Desde outubro do ano passado eu trabalho para a Agência da ONU para os refugiados quase ao confim com Panamá, na chamada região da Urabá. Esta tem sido, e continua sendo, uma das mais atormentadas pelo conflito armado interno que afligiu a Colômbia nos últimos sessenta anos, vítima de um grande abandono por parte do Estado e sob o controle de grupos armados fora da lei.
A paz parece uma coisa ainda remota aqui, aos confins do mundo, nas comunidades indígenas e afrodescendentes com as quais trabalho, distantes horas e horas de canoa pelos rios e de cavalgada sobre jumentos na selva, onde frequentes combates ocorrem entre grupos armados que a força pública bombardeia do céu. Impelida pela curiosidade de entender este lugar, desde quando cheguei eu li e estudei toda a história do conflito armado.
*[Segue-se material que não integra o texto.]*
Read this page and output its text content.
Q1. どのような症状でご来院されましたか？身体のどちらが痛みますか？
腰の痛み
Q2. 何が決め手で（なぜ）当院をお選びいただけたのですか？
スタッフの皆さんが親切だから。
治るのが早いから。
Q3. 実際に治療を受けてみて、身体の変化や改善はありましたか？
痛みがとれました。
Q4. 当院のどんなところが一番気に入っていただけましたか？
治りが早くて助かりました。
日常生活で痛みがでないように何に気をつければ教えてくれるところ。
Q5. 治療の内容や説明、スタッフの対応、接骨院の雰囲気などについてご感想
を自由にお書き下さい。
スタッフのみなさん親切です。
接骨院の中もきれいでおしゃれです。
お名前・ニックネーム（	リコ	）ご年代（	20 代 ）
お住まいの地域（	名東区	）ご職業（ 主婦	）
Trabalhando todos os dias com refugiados “internos” que tiveram de abandonar as casas, a terra, depois de ter sofrido violações terríveis de seus direitos humanos, compreendi que o que sofreram é infinito. Assim como também é infinito o seu sentido de injustiça. E compreendi também que não posso resolver esta coisa, nem mesmo com toda a paixão com que eu possa lançar-me nela. Mas neste trabalho eu vejo e procuro construir a paz. Por exemplo, Marco ou Ana, jovens líderes comunitários, respectivamente indígena e afro, que, para fugir do recrutamento forçado por parte dos grupos armados, decidiram instituir uma “Escola Interétnica de Liderança Juvenil”, na qual, pela primeira vez, negros e indígenas, por anos inimigos, agora compartilham juntos a necessidade de conhecer quais são os seus direitos nas terras em que habitam há séculos, e de unir-se contra a ameaça do mal, do ódio e da morte. Como falou o Papa, para viver a unidade “é necessário que se abra espaço em nós à experiência elementar de que o outro é um bem para a realização da nossa pessoa e não um obstáculo”. O melhor modo para ser unidos e dialogar não é discutir e falar, mas construir juntos.
Foi assim que, questionada sobre o referendo de outubro pela assinatura do Acordo entre o Governo e as Farc, eu senti a necessidade de ler todos os documentos de Havana, para entender de que paz se está falando. E não me largam certas perguntas. Como pode uma simples assinatura curar o coração de quem tanto sofreu? É possível perdoar e aceitar quem matou e cometeu as torturas mais atrozes? Poderão os guerrilheiros reintegrar-se de verdade depois de todo o mal que fizeram? O Acordo implica impunidade? E assim por diante…
São perguntas grandes demais para respostas superficiais e insuficientes que não posso dar-me por mim mesma. Nenhum acordo pode dar uma resposta e um sentido à dor que esta guerra causou e continua a causar. Mas, como diz um panfleto preparado pela comunidade de CL, “não somos condenados à dor: há uma esperança. A nossa esperança repousa no olhar de um homem que dois mil anos atrás olhou e perdoou uma prostituta que queriam apedrejar: é o olhar da misericórdia introduzido por Cristo na história”.
Da paz, desta tentativa atormentada de pôr um fim ao mal, eu tenho necessidade todos os dias. Estou disposta a perdoar o colega com quem tenho um ponto de vista diferente sobre as coisas? Estou disposta a acolher o outro tão diferente de mim e a aprender aquilo que ele tem para me ensinar? Sou definida pelos erros que cometo todo dia? Eu preciso da paz, de Quem põe um fim ao mal, ao meu mal. Preciso de um olhar de ternura e de misericórdia sobre mim e sobre o meu nada. A nascente da verdadeira paz não é apenas a firma de um Acordo, mas o olhar da misericórdia de Jesus que transforma a mim e ao mundo inteiro.